Purification of Lactoferrin
Crude milk lactoferrin was purified with Expanded Bed chromatography as described earlier (Noppe et al., 1996) with some modifications. Briefly, 1.3 L of human or bovine milk was defatted by centrifugation at 7500 x g for 10 min at 4°C. The purification involved cation-exchange chromatography on Streamline SP-XL in expanded bed. Skimmed milk was diluted 5 times with Tris buffer to a final concentration of 25 mM Tris, and the pH was adjusted to 8.5 with NH3. After column expansion, the diluted milk sample was applied to the column at 300 cm/h in upward flow. The column was washed with buffer in upward flow, the flow was interrupted, allowing the bed to settle, and the adaptor was lowered until a packed bed was obtained. The bound fraction was eluted in packed bed mode with 25 mM Tris-HCl, pH 8.5, containing 1 M NaCl. Sodium dodeylsulfate-PAGE and enzymatic tests for lysozyme (Kikuchi et al., 1988) and lactoperoxidase (Morrison et al., 1970), showed that the fraction contained lactoferrin, lactoperoxidase, and lysozyme. After dialysis against 25 mM NaH2PO4, pH 6.0, the lactoferrin-containing fraction was applied to a Poros 50-HS column equilibrated with 25 mM NaH2PO4, pH 6.0, and eluted with an NaCl step gradient (0.3 to 0.4 to 1 M). The fraction eluted with 1 M NaCl was identified as lactoferrin, as it did not contain lysozyme (lytic activity) nor lactoperoxidase (peroxidase activity). Finally, the lactoferrin-containing fraction was polished on a Superdex 200 prep grade column. After dialysis and freeze-drying, the purity was checked on SDS-PAGE and showed one homogeneous band estimated at 76,000 Da. Furthermore, lactoferrin was detected in ELISA by a polyclonal rabbit antilactoferrin antibody. Lactoferrin iron content was measured by atomic absorption spectroscopy at 248.3 nm and absorption at 462 nm. The final yield was ± 2.5 g/L of human lactoferrin (HuLF) and ± 0.9 g/L of bovine lactoferrin (BovLF).

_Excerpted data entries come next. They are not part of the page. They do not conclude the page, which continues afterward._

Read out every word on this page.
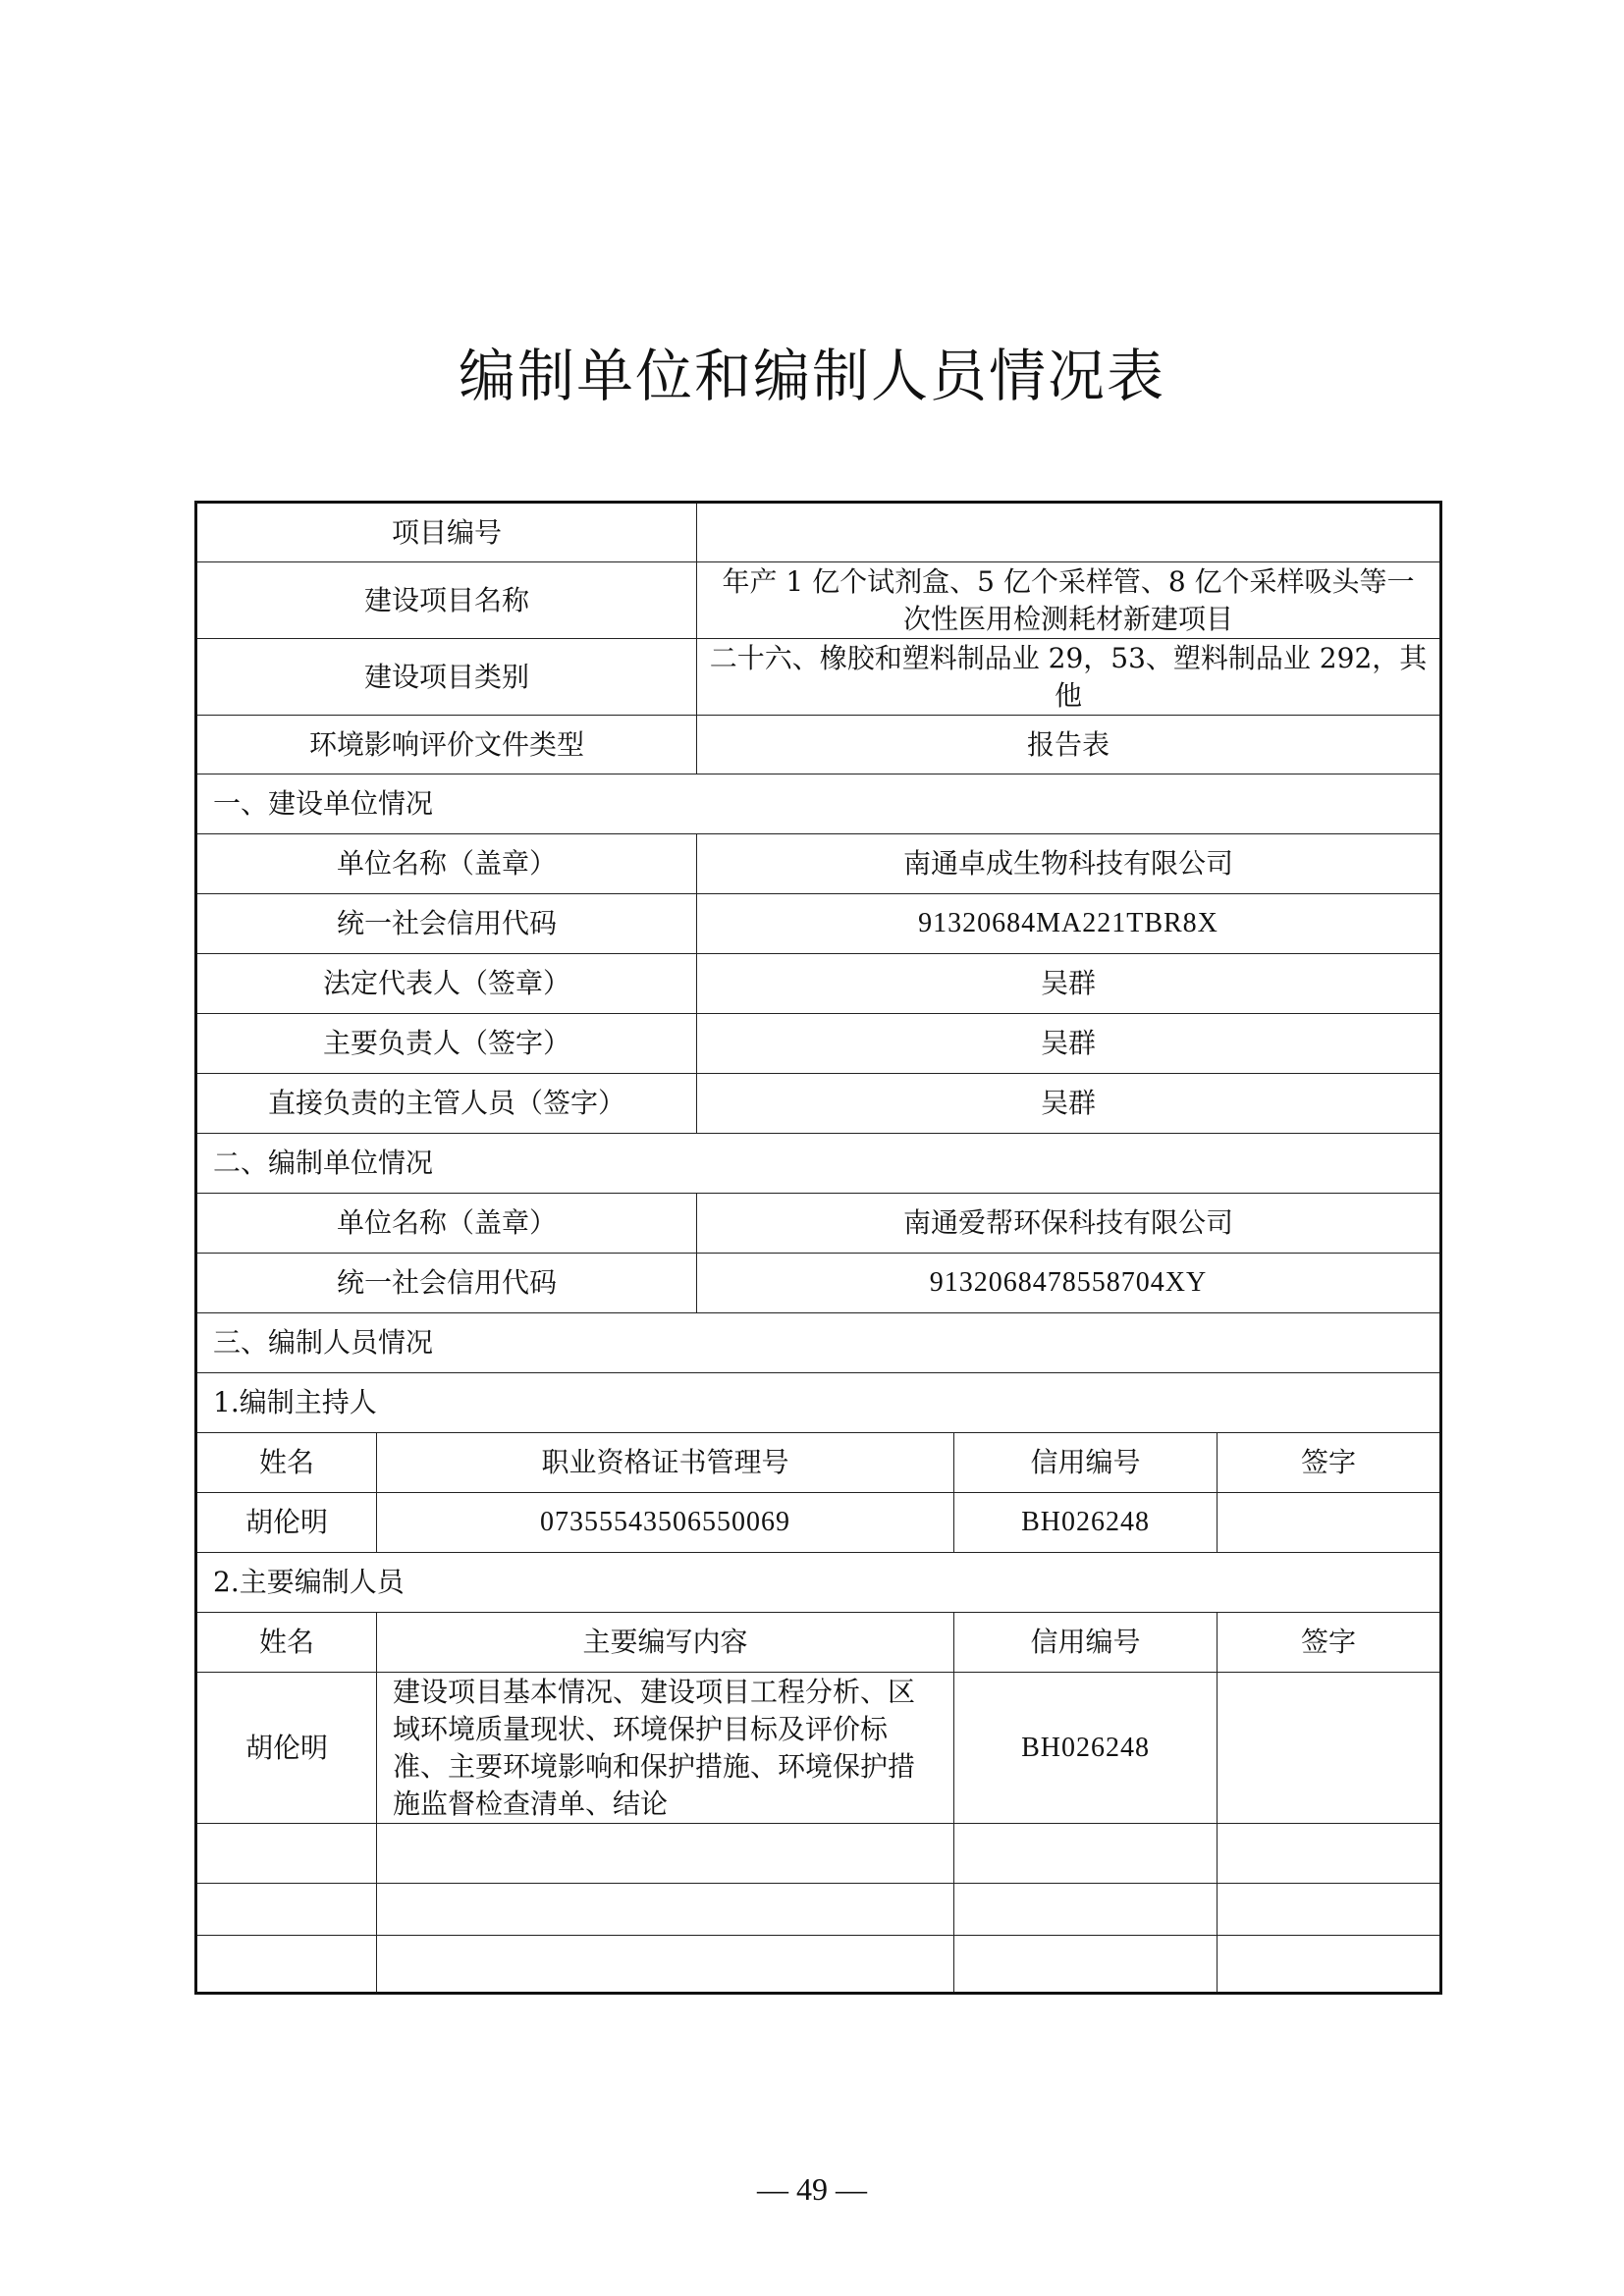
编制单位和编制人员情况表
项目编号				
建设项目名称		年产 1 亿个试剂盒、5 亿个采样管、8 亿个采样吸头等一次性医用检测耗材新建项目		
建设项目类别		二十六、橡胶和塑料制品业 29，53、塑料制品业 292，其他		
环境影响评价文件类型		报告表		
一、建设单位情况				
单位名称（盖章）		南通卓成生物科技有限公司		
统一社会信用代码		91320684MA221TBR8X		
法定代表人（签章）		吴群		
主要负责人（签字）		吴群		
直接负责的主管人员（签字）		吴群		
二、编制单位情况				
单位名称（盖章）		南通爱帮环保科技有限公司		
统一社会信用代码		9132068478558704XY		
三、编制人员情况				
1.编制主持人				
姓名	职业资格证书管理号		信用编号	签字
胡伦明	07355543506550069		BH026248	
2.主要编制人员				
姓名	主要编写内容		信用编号	签字
胡伦明	建设项目基本情况、建设项目工程分析、区域环境质量现状、环境保护目标及评价标准、主要环境影响和保护措施、环境保护措施监督检查清单、结论		BH026248	

— 49 —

Preparation of Apo and Fe3+-Saturated Lactoferrin
Apo-lactoferrin.
Forty milligrams of purified, partially Fe3+-saturated lactoferrin was dissolved in 3 mL of 10 mM HCl, pH 2.0, and applied to a Hi-Prep 26/10 desalting column. The protein fraction was pooled, and residual iron in the protein was measured by atomic absorption spectroscopy at 248.3 nm.
Fe3+-saturated lactoferrin.
Five milligrams of lactoferrin was dissolved in 2 mL of 5 mM FeCl3 and 50 mM sodium bicarbonate, pH 8.5, and then incubated overnight at 4°C to saturate the lactoferrin completely with iron. The protein sample was applied to a PD-10 column and eluted with Tris-buffered saline at pH 7.5 to remove unbound iron. This step was repeated twice. The iron content of the saturated protein was measured using atomic adsorption spectroscopy at 248.3 nm.
Selection of Lactoferrin Binding Phages
Isolation of HuLF or BovLF binding phages was performed as described elsewhere with minor modifications (Smith and Scott, 1993). Polystyrene tubes (Immunotubes, Nunc, Denmark) were coated with lactoferrin (20 to 400 µg) in coating buffer (PBS, pH 7.4) and incubated overnight at 4°C on a rotator. Tubes were washed 3 times with 0.1% Tween-20 in PBS (TPBS), and postcoated with 4 mL of 4% skimmed milk powder (Nestlé, Switzerland) in PBS for at least 2 h at room temperature. After brief washing in TPBS, 2.1012 or 1.1011 phage particles in 0.4% skimmed milk powder in PBS were added in the first and second panning rounds, respectively, and incubated overnight at 4°C on a rotator. After 3 washes with TPBS, the phages were eluted with 0.1 M glycine, pH 2.0, the eluate was neutralized with 1 M Tris, pH 8.0, and used to infect TG1-E.coli cells. The cell suspension was plated on Luria agar plates containing 10 µg/mL tetracycline and incubated overnight at 37°C. Phages were rescued from the plates and precipitated with 2.5 M NaCl + 20% PEG-6000. After washing, the phage pellet was finally dissolved in 0.5 mL of PBS. Phage concentration was determined by measuring absorbance at 260 nm (1 absorbance unit = 2.214 x1011 phage particles). Depending on the different panning conditions, 2 to 4 panning rounds were performed, and single colonies were isolated as described (Smith and Scott, 1993). Identification of lactoferrin binding phages was performed in ELISA (cfr. below). Single stranded DNA of phage from single colonies was extracted using the Tris-Phenol method.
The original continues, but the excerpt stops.